Ele voltou, já sem casaco, com as mãos cheias pela mesma garrafa de whisky de ontem, um balde com gelo, e dois copos. Pousou tudo na mesa ao lado dela, arrastou uma espreguiçadeira para o outro lado da mesa, serviu dois copos, entregando-lhe um a ela, tirou a cigarreira e o isqueiro do bolso das calças, que pousou na mesa, esticou-se na espreguiçadeira, soltou a camisa das calças, desabotoando-a em seguida, bebeu um gole da bebida, abriu a cigarreira, tirou um cigarro que acendeu com uma passa longa, e deixou-se ficar. Depois deu outra passa e esticou o braço para ela, passando-lhe o cigarro.

Enquanto ela dava uma passa ele perguntou:

- Acreditas em Deus?

Ela virou-se de imediato para ele, tentando perceber o sentido da pergunta, de tal forma inesperada que ela ficou alguns segundos sem reacção.

- Sim. Não é que seja religiosa, ou assim, mas acredito em algo…

- Gostavas de o conhecer?

- Deus?

- Sim.

- Mas estas a falar do quê, mais concretamente?

- Daquilo que acabei de dizer. Gostavas de conhecer Deus?

- Hipoteticamente?

- Sim, claro.

- Acho que sim. Dás-te bem com Ele? – Perguntou passando o cigarro de volta.

- Tenho dias… – disse ele com o seu ar a tornar-se um pouco mais grave num breve vislumbre, num lampejo, voltando o sorriso que tinha estado no seu rosto a noite toda quase de imediato enquanto recebia o cigarro e o levava aos lábios dando uma passa profunda.

- Como é que ficou a miúda quando te viu esta tarde?

“Irra… até que enfim!” pensou ela, sentindo-se secretamente satisfeita com a sua pequena vitoria e decidiu provoca-lo mais um pouco, adiando a resposta.

- Tens noção que já me podias ter feito essa pergunta há meia hora atrás…
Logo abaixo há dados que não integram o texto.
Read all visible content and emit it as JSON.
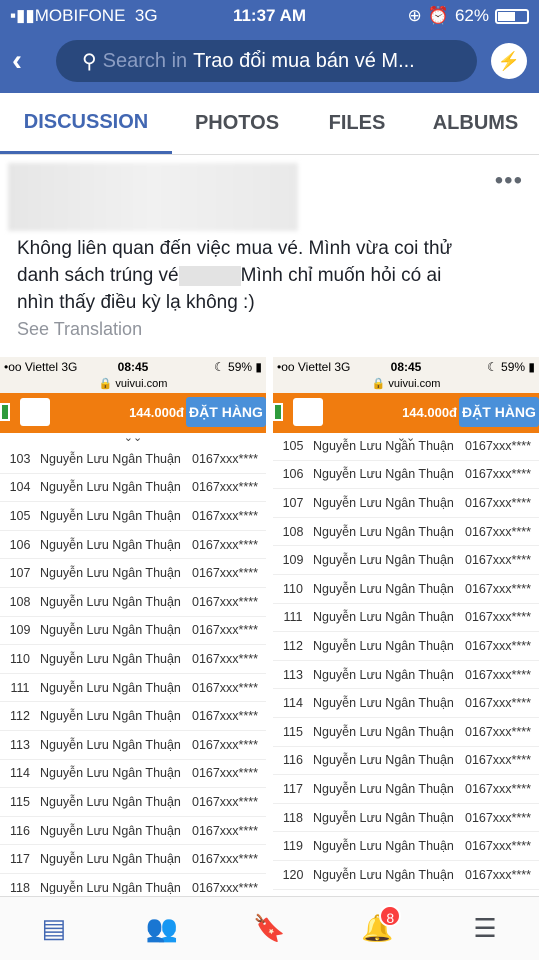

- Tenho, mas qual seria a piada? Afinal, não és tu quem gosta de dançar o Tango?

Ela fez uma cara irritada, fingiu-se furiosa, virou-se para o lado e anunciou:

- Nem me digno a responder-te.

- Porquê?

- Porque estas a provocar-me e isso não se faz a uma senhora.

- Pois não. Nisso tens razão. – Respondeu ele com um desinteresse notável.

Fez-se um silêncio em que era óbvio que ela esperava que ele cedesse. Ainda não se tinha decidido se a ultima resposta dele era a sério, a brincar, ou um misto das duas. Mas ele parecia absolutamente indiferente à decisão dela. Ia para lhe passar o cigarro novamente, mas ela recusou. Ele deu mais uma passa, bebeu o resto da sua bebida de um trago.

- Como preferes continuar a dança, eu aproveito para me retirar graciosamente. – Disse com um sorriso, deixando o rosto dela grave de desapontamento. Ele virou as costas e começou a caminhar para a casa. Ouviu-a dizer:

- Ficou afogueada.

Ele parou, virou-se com um sorriso quase malévolo estampado no rosto e assentiu em aprovação. Depois continuou, deixando-a sem saber o que pensar na espreguiçadeira.